[27] Titania

  A Midsummer Night’s Dream 2:1
  At the Festival
  The Artist: Stanley J. Watts
Artist: Stanley J. Watts – Photograph by Sally McDonald – Voice by Dan Frezza

1 Titania – From the Script
Set your heart at rest: 
The fairy land buys not the child of me. 
His mother was a votaress of my order: 
And, in the spiced Indian air, by night, 
Full often hath she gossip’d by my side, 
And sat with me on Neptune’s yellow sands, 
Marking the embarked traders on the flood, 
When we have laugh’d to see the sails conceive 
And grow big-bellied with the wanton wind; 
Which she, with pretty and with swimming gait 
Following,—her womb then rich with my young squire,— 
Would imitate, and sail upon the land, 
To fetch me trifles, and return again, 
As from a voyage, rich with merchandise.

A Midsummer Night’s Dream, 2:1

2 Titania – At the Festival 
Though most parents are loath to admit to having a favorite child, Utah Shakespeare Festival co-founder Fred Adams was not shy about admitting that  A Midsummer Night’s Dream was his favorite play.  It perhaps demonstrates Mr. Adam’s great patience and restraint that he waited until the Festival’s third season to mount its first production of Midsummer, which he directed.  Through 2005 it was produced seven more times, with various guest directors. Though he retired from his position as the Festival’s Executive Producer six years earlier, Mr. Adams  returned to direct A Midsummer Night’s Dream one last time in 2011. This romantic comedy remains one of the Festival’s most produced and most popular of Shakespeare’s plays.

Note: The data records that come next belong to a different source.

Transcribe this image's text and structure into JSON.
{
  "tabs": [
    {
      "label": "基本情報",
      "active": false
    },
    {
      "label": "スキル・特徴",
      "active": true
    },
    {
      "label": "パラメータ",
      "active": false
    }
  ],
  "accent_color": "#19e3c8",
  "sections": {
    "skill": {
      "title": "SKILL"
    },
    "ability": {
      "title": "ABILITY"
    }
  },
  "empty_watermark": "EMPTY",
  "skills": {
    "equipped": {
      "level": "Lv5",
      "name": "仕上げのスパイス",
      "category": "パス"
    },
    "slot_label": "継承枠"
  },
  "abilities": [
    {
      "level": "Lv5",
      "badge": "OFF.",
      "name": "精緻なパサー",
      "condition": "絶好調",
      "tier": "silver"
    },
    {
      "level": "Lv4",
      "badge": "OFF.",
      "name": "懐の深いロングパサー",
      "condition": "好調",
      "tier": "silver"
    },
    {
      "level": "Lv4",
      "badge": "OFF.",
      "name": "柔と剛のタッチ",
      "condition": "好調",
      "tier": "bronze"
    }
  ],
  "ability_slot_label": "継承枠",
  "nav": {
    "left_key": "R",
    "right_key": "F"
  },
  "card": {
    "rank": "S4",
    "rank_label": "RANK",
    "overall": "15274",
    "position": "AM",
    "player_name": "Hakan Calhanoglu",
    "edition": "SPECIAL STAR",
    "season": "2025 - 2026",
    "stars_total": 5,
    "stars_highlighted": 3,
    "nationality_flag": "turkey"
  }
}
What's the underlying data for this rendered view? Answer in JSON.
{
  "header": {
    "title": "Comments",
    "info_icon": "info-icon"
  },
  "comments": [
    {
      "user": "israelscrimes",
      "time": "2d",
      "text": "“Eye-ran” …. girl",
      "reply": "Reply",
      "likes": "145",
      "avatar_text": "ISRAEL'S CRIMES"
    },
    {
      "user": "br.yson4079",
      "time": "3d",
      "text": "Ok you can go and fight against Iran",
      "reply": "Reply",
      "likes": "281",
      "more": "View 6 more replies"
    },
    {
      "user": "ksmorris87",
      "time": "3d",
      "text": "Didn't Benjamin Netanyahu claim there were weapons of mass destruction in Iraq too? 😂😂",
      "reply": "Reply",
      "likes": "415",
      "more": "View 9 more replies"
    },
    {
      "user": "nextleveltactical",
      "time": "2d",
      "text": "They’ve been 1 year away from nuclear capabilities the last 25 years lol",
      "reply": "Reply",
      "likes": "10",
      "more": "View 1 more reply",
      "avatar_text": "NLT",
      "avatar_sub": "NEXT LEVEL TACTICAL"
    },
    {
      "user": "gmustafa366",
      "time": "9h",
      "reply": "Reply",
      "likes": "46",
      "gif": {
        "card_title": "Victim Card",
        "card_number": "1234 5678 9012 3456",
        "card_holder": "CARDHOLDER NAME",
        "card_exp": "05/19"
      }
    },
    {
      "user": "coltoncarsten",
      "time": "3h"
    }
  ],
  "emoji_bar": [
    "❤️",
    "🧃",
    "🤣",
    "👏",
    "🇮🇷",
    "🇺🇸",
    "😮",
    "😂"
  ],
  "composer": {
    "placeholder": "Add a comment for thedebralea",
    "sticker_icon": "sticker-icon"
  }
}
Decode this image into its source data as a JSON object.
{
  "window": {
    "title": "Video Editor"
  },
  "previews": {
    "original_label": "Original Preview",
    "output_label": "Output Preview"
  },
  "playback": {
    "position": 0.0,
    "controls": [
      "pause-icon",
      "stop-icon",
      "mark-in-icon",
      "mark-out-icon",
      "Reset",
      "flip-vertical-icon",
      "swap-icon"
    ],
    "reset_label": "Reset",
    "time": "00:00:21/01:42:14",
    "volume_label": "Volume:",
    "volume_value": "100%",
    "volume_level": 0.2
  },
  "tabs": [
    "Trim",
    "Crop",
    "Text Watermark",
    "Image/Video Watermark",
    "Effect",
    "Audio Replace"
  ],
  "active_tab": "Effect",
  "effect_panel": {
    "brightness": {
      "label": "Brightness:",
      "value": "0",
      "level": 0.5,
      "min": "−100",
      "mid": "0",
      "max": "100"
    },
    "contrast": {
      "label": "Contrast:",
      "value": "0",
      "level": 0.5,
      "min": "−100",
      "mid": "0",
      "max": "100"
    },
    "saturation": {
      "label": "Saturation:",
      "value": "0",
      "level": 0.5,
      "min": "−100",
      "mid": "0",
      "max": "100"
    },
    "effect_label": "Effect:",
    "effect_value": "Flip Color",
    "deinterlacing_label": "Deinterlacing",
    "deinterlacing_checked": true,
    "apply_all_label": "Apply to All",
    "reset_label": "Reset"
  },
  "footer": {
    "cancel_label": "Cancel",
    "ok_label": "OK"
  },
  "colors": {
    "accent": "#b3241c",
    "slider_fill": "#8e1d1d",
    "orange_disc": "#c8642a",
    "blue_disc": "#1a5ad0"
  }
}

3 Titania – Artist: Stanley J. Watts
After studying fine arts at Utah State University, Stanley J. Watts continued his training with Salt Lake City sculptor, Dr. Avard Fairbanks.   Now a noted sculptor in his own right, Watts is best known for his bronze sculptures celebrating famous figures in American history including one of George Washington located near the revolutionary encampment at Valley Forge and one of Abraham Lincoln near the Civil War battlefield in Gettysburg, Pennsylvania. This sculpture of Titania, was created based on an original concept outlined by A. Clayton Robbins

If you would like to see another magical sculpture from A Midsummer Night’s Dream, a portrait of Bottom the Weaver transformed into a donkey can be found in the Pedersen Shakespeare Gallery just a short walk to the east, adjacent to the Balcony Bards Seminar Grove.